Quelle est la perte de salaire après l’épuisement du maintien ?

La perte de salaire en cas d’arret maladie prolongé peut être significative. Sans prévoyance collective, le salarié passe brutalement de 90 % ou 66,66 % de son salaire brut à 50 % de son salaire journalier de base, plafonné à 41,95 euros par jour.

Pour un salarié qui gagne 2 500 euros bruts par mois, les IJSS seules représentent environ 800 à 900 euros mensuels selon son salaire de référence. La perte peut donc atteindre 60 à 70 % du revenu habituel, voire davantage pour les revenus au-dessus du plafond de 1,4 SMIC.

C’est précisément pour couvrir cet écart que la prévoyance collective ou individuelle est indispensable pour tout salarié dont l’arrêt de travail dépasse quelques semaines.

Comment être indemnisé au-delà de la période de maintien ?

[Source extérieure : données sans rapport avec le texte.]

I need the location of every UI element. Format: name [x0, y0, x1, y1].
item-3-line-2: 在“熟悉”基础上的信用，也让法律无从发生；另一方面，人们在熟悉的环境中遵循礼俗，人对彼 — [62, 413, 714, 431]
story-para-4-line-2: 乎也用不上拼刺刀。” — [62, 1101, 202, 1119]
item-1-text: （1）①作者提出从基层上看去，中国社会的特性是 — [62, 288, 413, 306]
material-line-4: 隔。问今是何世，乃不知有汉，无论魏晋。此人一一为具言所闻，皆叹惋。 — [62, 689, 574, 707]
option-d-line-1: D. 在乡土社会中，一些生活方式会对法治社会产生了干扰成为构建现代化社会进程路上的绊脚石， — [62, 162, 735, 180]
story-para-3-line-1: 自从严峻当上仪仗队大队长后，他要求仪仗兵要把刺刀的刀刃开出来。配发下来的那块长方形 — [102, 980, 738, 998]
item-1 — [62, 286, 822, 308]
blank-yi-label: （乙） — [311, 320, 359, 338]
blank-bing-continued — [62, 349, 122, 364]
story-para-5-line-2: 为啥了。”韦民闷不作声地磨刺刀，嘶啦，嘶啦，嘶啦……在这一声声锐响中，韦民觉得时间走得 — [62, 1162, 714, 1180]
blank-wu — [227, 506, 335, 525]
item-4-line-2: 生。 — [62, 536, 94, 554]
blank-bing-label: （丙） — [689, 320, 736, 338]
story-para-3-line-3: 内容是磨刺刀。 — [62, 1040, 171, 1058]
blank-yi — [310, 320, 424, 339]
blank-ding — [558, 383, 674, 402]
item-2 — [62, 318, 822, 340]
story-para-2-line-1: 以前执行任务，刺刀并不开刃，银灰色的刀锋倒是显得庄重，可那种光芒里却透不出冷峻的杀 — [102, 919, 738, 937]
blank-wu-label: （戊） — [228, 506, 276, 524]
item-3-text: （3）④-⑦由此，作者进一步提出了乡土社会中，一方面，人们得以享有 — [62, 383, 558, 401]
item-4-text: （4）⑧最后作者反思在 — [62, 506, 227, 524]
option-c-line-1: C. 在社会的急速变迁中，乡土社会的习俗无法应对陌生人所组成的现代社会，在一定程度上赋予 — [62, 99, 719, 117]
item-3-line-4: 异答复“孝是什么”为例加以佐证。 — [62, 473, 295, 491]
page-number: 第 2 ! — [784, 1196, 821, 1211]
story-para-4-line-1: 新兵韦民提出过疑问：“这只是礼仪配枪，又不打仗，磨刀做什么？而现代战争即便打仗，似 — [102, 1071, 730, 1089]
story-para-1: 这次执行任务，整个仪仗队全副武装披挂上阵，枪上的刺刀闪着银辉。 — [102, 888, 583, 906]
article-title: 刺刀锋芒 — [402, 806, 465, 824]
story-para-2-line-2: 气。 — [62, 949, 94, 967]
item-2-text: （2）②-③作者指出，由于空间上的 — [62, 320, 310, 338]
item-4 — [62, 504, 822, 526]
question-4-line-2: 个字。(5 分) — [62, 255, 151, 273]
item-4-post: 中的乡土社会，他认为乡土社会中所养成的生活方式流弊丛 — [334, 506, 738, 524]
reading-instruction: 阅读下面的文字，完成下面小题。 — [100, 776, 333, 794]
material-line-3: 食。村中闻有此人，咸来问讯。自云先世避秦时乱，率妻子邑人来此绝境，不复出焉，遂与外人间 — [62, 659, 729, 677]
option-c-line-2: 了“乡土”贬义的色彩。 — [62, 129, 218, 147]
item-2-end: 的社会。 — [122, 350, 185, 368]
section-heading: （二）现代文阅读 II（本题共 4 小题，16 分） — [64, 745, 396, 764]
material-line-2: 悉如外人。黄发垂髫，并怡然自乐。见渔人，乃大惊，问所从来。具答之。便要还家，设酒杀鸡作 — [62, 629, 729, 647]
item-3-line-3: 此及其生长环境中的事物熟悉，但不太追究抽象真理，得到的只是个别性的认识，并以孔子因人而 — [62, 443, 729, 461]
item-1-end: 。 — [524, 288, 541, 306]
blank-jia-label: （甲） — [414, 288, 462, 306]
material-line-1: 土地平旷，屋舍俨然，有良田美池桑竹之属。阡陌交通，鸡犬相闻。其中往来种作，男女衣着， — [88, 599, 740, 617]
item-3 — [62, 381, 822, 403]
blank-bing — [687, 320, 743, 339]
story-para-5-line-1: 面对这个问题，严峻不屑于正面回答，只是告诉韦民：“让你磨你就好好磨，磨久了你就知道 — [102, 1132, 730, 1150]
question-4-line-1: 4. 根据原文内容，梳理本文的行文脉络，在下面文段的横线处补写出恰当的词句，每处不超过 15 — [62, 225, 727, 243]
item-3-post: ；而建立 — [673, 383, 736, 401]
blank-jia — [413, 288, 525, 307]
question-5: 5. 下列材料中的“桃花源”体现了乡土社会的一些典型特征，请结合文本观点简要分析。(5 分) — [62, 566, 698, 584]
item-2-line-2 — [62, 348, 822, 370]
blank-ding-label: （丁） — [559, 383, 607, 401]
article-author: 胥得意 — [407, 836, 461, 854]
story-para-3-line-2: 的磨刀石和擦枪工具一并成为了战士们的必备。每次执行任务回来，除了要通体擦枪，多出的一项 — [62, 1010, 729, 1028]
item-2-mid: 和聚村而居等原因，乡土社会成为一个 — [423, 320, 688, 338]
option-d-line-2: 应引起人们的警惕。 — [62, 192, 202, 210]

Plusieurs dispositifs permettent de bénéficier d’une indemnisation au-delà du maintien de salaire. Voici comment les activer :

  • La prévoyance collective de l’entreprise : si ton employeur a souscrit un contrat, contacte le service RH pour activer la prise en charge. Elle peut couvrir jusqu’à 100 % du salaire net selon les contrats.
  • La pension d’invalidité : si tu es dans l’incapacité de reprendre une activité professionnelle après épuisement des IJSS, la CPAM peut t’accorder une pension d’invalidité de 1ère, 2ème ou 3ème catégorie selon le degré d’incapacité.
  • L’assurance individuelle complémentaire : si tu avais souscrit un contrat personnel, déclare ton sinistre auprès de l’assureur dès le début de l’arrêt, sans attendre l’épuisement du maintien.
  • La reconnaissance en ALD : pour certaines pathologies, l’affection de longue durée ouvre des droits spécifiques, notamment le maintien des IJSS au-delà de 3 ans dans certains cas.

Découvrez également les ressources disponibles auprès de ton CPAM locale : certains conseillers accompagnent spécifiquement les salariés en arrêt prolongé pour les aider à identifier les dispositifs auxquels ils peuvent prétendre et éviter toute rupture dans leur indemnisation.